Mas eu até imagino o sujeitinho de terno e gravata impecáveis justificando o…. formato atual do boletim PWC, me dizendo que trata-se de um produto cost-effective. Que, em bom português, significa: ah, a gente paga um troquinho lá, e fica um troço qualquer feito de qualquer jeito (de qualquer jeito = sem profissionalismo). Parece que nunca ouviram os sábios conselhos do senhor Abelardo Barbosa, que dizia, lá no alvorecer (credo, que figura de estilo horrorooooooooooooosa!) início do século XX: Quem não se comunica, se trumbica.
Ponto parágrafo.
Daí, você vai ao Rio de Janeiro e resolve visitar o mafuá que é a região da Saara. Olha aí em cima na foto (que eu peguei aqui) que você vai entender o que eu estou falando. Trata-se de uma região repleta de lojas que vendem produtos a preços acessíveis (ou, como diria o sinhô conssultô, cost-effective…), sempre repletas de gente indo e vindo e voltando e, o que é pior ainda, parando no meio do caminho pra ver as promoções. Com gerúndio e tudo! O barulho é de ensandecer.
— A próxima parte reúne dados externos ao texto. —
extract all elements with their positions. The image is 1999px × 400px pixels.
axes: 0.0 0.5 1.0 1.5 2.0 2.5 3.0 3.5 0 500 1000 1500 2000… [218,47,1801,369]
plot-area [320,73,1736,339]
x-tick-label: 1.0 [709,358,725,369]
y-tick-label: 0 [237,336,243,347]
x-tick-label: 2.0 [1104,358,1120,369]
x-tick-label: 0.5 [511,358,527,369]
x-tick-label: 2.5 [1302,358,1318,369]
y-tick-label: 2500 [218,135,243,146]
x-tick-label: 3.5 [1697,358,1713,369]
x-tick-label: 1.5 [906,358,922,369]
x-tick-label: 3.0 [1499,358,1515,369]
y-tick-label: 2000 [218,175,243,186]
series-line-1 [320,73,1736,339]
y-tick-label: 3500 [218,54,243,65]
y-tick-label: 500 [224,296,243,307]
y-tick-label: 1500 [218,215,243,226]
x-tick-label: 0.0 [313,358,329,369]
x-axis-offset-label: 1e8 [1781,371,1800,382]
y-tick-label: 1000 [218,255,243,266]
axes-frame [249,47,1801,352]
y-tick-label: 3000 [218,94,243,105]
Mas na Saara, região que compreende as ruas da Alfândega, Senhor dos Passos, Conceição, Buenos Aires e adjacências, existem altos-falantes espalhados no alto por cima das cabeças dos transeuntes. Que só propagam comerciais locais.
(Pausa para os créditos. Baixei os comerciais abaixo lincados neste blog aqui, na categoria som das ruas).
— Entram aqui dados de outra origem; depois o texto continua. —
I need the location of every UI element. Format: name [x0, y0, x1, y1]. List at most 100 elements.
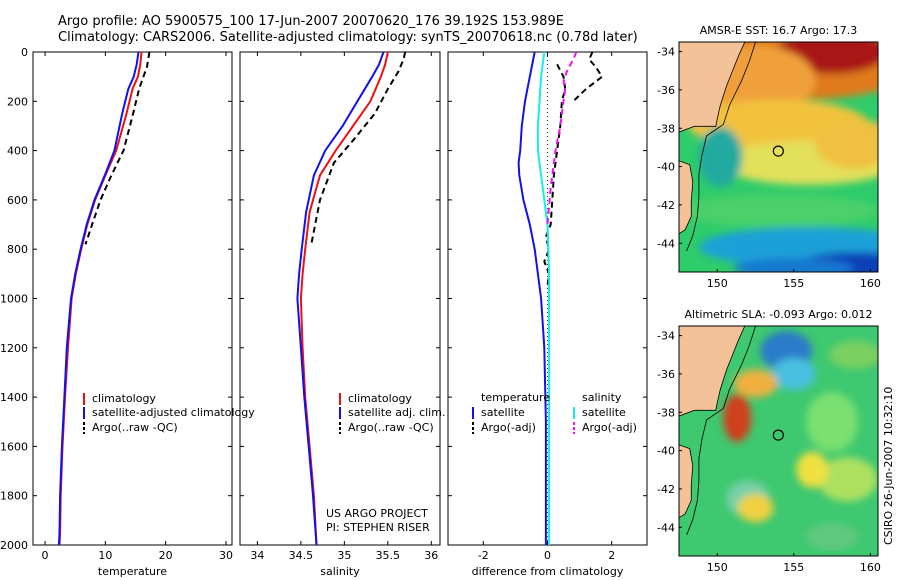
map-y-tick-label: -36 [657, 368, 675, 381]
land-mainland [679, 326, 746, 417]
y-tick-label: 1800 [0, 490, 28, 503]
map-y-tick-label: -44 [657, 521, 675, 534]
y-tick-label: 400 [7, 145, 28, 158]
map-x-tick-label: 150 [707, 561, 728, 574]
map-blob [806, 391, 859, 452]
sst-map: 150 155 160 -34 -36 -38 -40 -42 -44 AMSR-E SST: 1… [657, 24, 881, 290]
y-tick-label: 1600 [0, 440, 28, 453]
series-satellite-adjusted-climatology [57, 51, 140, 546]
x-tick-label: 10 [98, 549, 112, 562]
project-label: US ARGO PROJECT [326, 507, 428, 520]
x-tick-label: -2 [478, 549, 489, 562]
land-tasmania [679, 444, 694, 519]
map-y-tick-label: -34 [657, 46, 675, 59]
x-tick-label: 20 [159, 549, 173, 562]
series-argo-raw-qc- [84, 51, 151, 245]
x-tick-label: 34 [250, 549, 264, 562]
map-y-tick-label: -44 [657, 237, 675, 250]
map-blob [737, 494, 774, 523]
shelf-contour [686, 326, 756, 536]
map-blob [815, 118, 878, 169]
argo-float-marker [772, 429, 784, 441]
legend-temp-clim-label: climatology [92, 392, 156, 405]
map-frame [678, 325, 879, 557]
map-blob [723, 394, 752, 442]
map-blob [771, 357, 816, 390]
legend-diff-temp-argo-label: Argo(-adj) [481, 421, 536, 434]
legend-diff-temp-sat-label: satellite [481, 406, 525, 419]
plot-salinity: 34 34.5 35 35.5 36 salinity [239, 51, 441, 578]
map-x-tick-label: 160 [860, 561, 881, 574]
map-blob [829, 340, 878, 369]
legend-diff-sal-sat-label: satellite [582, 406, 626, 419]
y-tick-label: 1200 [0, 342, 28, 355]
map-y-tick-label: -36 [657, 84, 675, 97]
figure-title-line2: Climatology: CARS2006. Satellite-adjuste… [58, 30, 638, 45]
map-title: AMSR-E SST: 16.7 Argo: 17.3 [700, 24, 858, 37]
series-argo-dashed-black-near-surface [572, 51, 604, 103]
map-title: Altimetric SLA: -0.093 Argo: 0.012 [685, 308, 873, 321]
x-tick-label: 0 [544, 549, 551, 562]
map-frame [678, 41, 879, 273]
legend-sal-sat-label: satellite adj. clim. [348, 406, 445, 419]
y-tick-label: 1400 [0, 391, 28, 404]
series-climatology [299, 51, 389, 546]
x-tick-label: 34.5 [289, 549, 314, 562]
map-field [679, 326, 878, 556]
y-tick-label: 1000 [0, 293, 28, 306]
axes-box [32, 51, 233, 546]
shelf-contour [686, 42, 756, 252]
axes-box [239, 51, 441, 546]
legend-sal-clim-label: climatology [348, 392, 412, 405]
map-blob [796, 451, 829, 488]
legend-temp-argo-label: Argo(..raw -QC) [92, 421, 178, 434]
y-tick-label: 0 [21, 46, 28, 59]
map-field [679, 42, 878, 272]
map-blob [733, 258, 854, 272]
x-axis-label: salinity [320, 565, 360, 578]
pi-label: PI: STEPHEN RISER [326, 521, 430, 534]
sla-map: 150 155 160 -34 -36 -38 -40 -42 -44 Altimetric SL… [657, 308, 881, 574]
series-satellite-adj-clim- [296, 51, 385, 546]
series-temperature-argo-adj- [543, 63, 567, 287]
legend-sal-argo-label: Argo(..raw -QC) [348, 421, 434, 434]
map-y-tick-label: -34 [657, 330, 675, 343]
series-temperature-satellite [517, 51, 547, 545]
y-tick-label: 600 [7, 194, 28, 207]
x-axis-label: temperature [98, 565, 167, 578]
x-tick-label: 36 [424, 549, 438, 562]
axes-box [447, 51, 648, 546]
y-tick-label: 800 [7, 243, 28, 256]
map-y-tick-label: -40 [657, 445, 675, 458]
legend-diff-temp-header: temperature [481, 391, 550, 404]
map-y-tick-label: -38 [657, 406, 675, 419]
plot-difference: -2 0 2 difference from climatology [447, 51, 648, 578]
series-argo-raw-qc- [310, 51, 407, 245]
map-blobs [679, 42, 878, 272]
map-blob [679, 194, 878, 227]
series-salinity-satellite [536, 51, 551, 545]
map-x-tick-label: 160 [860, 277, 881, 290]
series-salinity-argo-adj- [546, 51, 578, 225]
map-y-tick-label: -42 [657, 199, 675, 212]
map-x-tick-label: 155 [783, 277, 804, 290]
legend-temp-sat-label: satellite-adjusted climatology [92, 406, 255, 419]
y-tick-label: 2000 [0, 539, 28, 552]
map-y-tick-label: -40 [657, 161, 675, 174]
map-x-tick-label: 150 [707, 277, 728, 290]
map-blob [806, 522, 859, 551]
timestamp-label: CSIRO 26-Jun-2007 10:32:10 [882, 387, 895, 545]
y-tick-label: 200 [7, 95, 28, 108]
map-blob [817, 457, 878, 502]
land-mainland [679, 42, 746, 133]
x-axis-label: difference from climatology [472, 565, 624, 578]
plot-temperature: 0 10 20 30 0 200 400 600 800 1000 1200 1400 1600 1800… [0, 46, 233, 578]
legend-diff-sal-argo-label: Argo(-adj) [582, 421, 637, 434]
map-y-tick-label: -38 [657, 122, 675, 135]
map-blobs [679, 327, 878, 551]
argo-float-marker [772, 145, 784, 157]
x-tick-label: 35.5 [376, 549, 401, 562]
map-blob [698, 127, 743, 187]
E aí, como fazer para se destacar auditivamente nesse mafuá, e ainda falar diretamente com seu público-alvo?
Bom, se o que você quer é comprar cristais Svarowski, por exemplo, não pode perder este spot aqui. Ou este.
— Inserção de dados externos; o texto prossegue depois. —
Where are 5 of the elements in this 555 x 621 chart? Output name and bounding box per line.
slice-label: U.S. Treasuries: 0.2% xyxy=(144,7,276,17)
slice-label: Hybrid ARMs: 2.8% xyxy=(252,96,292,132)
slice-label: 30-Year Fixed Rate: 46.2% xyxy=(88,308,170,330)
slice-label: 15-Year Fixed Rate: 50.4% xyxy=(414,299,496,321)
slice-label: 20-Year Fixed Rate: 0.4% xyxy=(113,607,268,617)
O spot da fulana que se veste feito um par de jarras é de doer na alma. Beira a Vergonha Alheia.
Os comerciais veiculados vendem ainda uniformes, meias, comida…
Imagine, então, você a andar pelas ruas da Saara e ouvir uma cidadã berrar o quanto ela ama Svarowski, ou mesmo Lizinacio a anunciar o maravilhoso cardápio do Montana Grill. Sua atenção é conquistada, você entende tudo o que é dito (por mais horrorosa que seja a voz da locução) e, no mínimo, fica curioso pra conhecer a loja. Nem que seja pra ver a cara do cidadão que contratou um comercial desse naipe. E, se estiver de bom humor como eu, ainda cai na gargalhada ao ouvir que a moça quer uma canga indiana (desculpem, mas esse spot eu não encontrei).
E aí, quem vende melhor? O sinhô conssultô ou o pessoal da Rádio Saara?
Sabe quanto custa um comercial na rádio Saara? Clique aqui e descubra. Sabe quanto custa uma consultoria da Price Waterhouse Coopers? Melhor nem saber… E então, quem se trumbicou?
E pelamordedeus, não me clique aí nos comentários pra me dizer que são produtos para públicos diferentes, por que EU-SEI-DISSO! Comecei esse texto falando justamente isso! E eu ainda ressalvei que, guardadas as respectivas diferenças de públicos, um se comunica bem melhor com seu alvo do que o outro… (entendeu ou preciso desenhar?)